I made this dress in September, when I was supposed to be selflessly sewing for others. I think the whole Fashion Challenge 2 kind of messed with my selfless plans and the me me me monster reared its ugly head again.
I had my reasons, though. This was a good one: I needed something to wear to my parents’ 40th anniversary party. That’s right, folks, they’ve been married for FORTY YEARS.
Go Mom and Dad!
My sister and I decided that this was a milestone that could not pass quietly. We invited our family and their friends to a party in their honor at the wonderful Devil’s Lake state park, which is where they always took us to hike as kids. The leaves were just starting to turn, but the wind had not quite turned cold and it was a wonderful, happy day.
This is not a well-crafted shot, but shows the beauty of the park
For this dress, I used a rayon challis print that I bought quite a while ago from Fabric.com for the main part of the dress, and a solid green rayon challis that I picked up even longer ago at Joann Fabrics for the contrast. It was quite the happy coincidence that these two went well together.
Fitting this dress was pretty interesting. Deer & Doe drafts for a C cup, but I’ve heard some of their designs accommodate larger busts, too. I anticipated needing an FBA and muslined a size 40 with a 1″ total FBA. I got it all sewn together, and it was just not right. There was just too much volume for my bust, and the bust points were definitely too close together for me.
With a design like this, you really can’t mess too much with the style lines or it just won’t look right. So, I decided to try cutting a straight 42 for the front and a 40 for the back. BINGO.
That was not the end of the bodice saga, however. I was careful to reinforce the style lines, since they are all on the bias, as well as the upper and lower edges of the front and back bodice with this wonderful fusible stay tape (which I have in 3 different configurations and highly recommend).
But even with all of this reinforcement, my bodice ended up being huge once I got it together. I think it’s just the rayon and its stretch that got in my way. I ended up taking another 3″ total in on the waistline and 2 or so inches at the top of the bodice. It was totally bizarre, based on my muslin, and is a good argument for fit-as-you-go sewing. So glad I decided to take this approach!
A note about sewing this up: the seam allowance is added to the front bodice pattern pieces in a way that if you accidentally slash in to any part of the center front even a tiny bit, it will SHOW on the garment once sewn together.
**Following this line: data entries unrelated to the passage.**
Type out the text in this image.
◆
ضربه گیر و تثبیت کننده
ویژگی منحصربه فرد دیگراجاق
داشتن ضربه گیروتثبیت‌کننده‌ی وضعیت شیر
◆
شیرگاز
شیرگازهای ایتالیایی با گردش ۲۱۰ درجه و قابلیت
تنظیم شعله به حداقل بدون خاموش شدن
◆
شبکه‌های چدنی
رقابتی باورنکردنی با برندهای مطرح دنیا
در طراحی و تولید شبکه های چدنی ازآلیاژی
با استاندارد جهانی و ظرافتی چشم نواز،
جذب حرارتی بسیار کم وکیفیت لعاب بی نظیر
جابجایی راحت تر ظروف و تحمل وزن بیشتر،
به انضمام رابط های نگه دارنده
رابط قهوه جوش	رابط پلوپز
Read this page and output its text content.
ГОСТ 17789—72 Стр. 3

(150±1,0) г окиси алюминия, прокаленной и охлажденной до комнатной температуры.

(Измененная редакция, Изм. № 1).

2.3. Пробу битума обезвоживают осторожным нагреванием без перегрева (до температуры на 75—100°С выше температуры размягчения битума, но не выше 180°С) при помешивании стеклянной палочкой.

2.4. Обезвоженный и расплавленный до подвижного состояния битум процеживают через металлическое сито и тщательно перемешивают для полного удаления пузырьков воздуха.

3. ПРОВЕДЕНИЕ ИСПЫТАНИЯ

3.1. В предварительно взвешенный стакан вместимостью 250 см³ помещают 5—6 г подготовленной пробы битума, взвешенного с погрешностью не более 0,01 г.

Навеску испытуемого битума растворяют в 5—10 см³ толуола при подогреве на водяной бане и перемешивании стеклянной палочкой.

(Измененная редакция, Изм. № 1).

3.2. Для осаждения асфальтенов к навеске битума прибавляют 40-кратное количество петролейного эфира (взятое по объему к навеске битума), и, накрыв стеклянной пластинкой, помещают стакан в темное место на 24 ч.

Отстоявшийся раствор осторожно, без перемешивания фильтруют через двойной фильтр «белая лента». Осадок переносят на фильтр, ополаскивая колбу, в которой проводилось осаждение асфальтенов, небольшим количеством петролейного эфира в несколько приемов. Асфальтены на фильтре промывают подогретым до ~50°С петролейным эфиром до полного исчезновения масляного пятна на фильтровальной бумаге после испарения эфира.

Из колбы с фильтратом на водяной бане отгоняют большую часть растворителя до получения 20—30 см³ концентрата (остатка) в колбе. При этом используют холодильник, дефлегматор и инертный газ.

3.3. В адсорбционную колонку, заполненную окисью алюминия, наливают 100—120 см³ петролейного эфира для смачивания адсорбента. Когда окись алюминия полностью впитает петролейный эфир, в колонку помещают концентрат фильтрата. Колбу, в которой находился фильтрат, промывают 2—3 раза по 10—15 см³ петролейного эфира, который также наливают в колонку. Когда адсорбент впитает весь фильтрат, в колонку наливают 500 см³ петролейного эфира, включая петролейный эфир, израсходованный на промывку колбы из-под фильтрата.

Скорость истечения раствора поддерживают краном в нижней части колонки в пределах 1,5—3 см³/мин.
NOT GOOD. I decided to alter my pattern pieces just a smidge (drew a line from point to point and made sure to mark the CF on the fabric) to give myself some room for error.
This was my first time in a long time dealing with piping, so it’s not my best work, but I’ll take it.
One of the first things I decided when I set out to make this dress was that the straps must be altered. I have boobs, as I have discussed many a time, and they sure as shit ain’t free range boobies. Hell, they don’t even really like a good strapless, so I knew I needed to do something other than bias-tape-as-straps to cover up those bra straps.
Plus, bias tape stretches and we all know how that can end up after a few wears.
I ended up widening the strap nub (or so it shall be called) to 1″ and then I cut 4 1″ strips about 16″ long, 2 from my dress fabric and 2 of my contrast. I then reinforced the contrast strips with a wider fusible stay tape, the same brand as mentioned a couple of paragraphs back, and used the “sandwich” method to sew them to the strap nub. Yay no raw seams there! Then, I applied the bias tape as indicated. No big thang.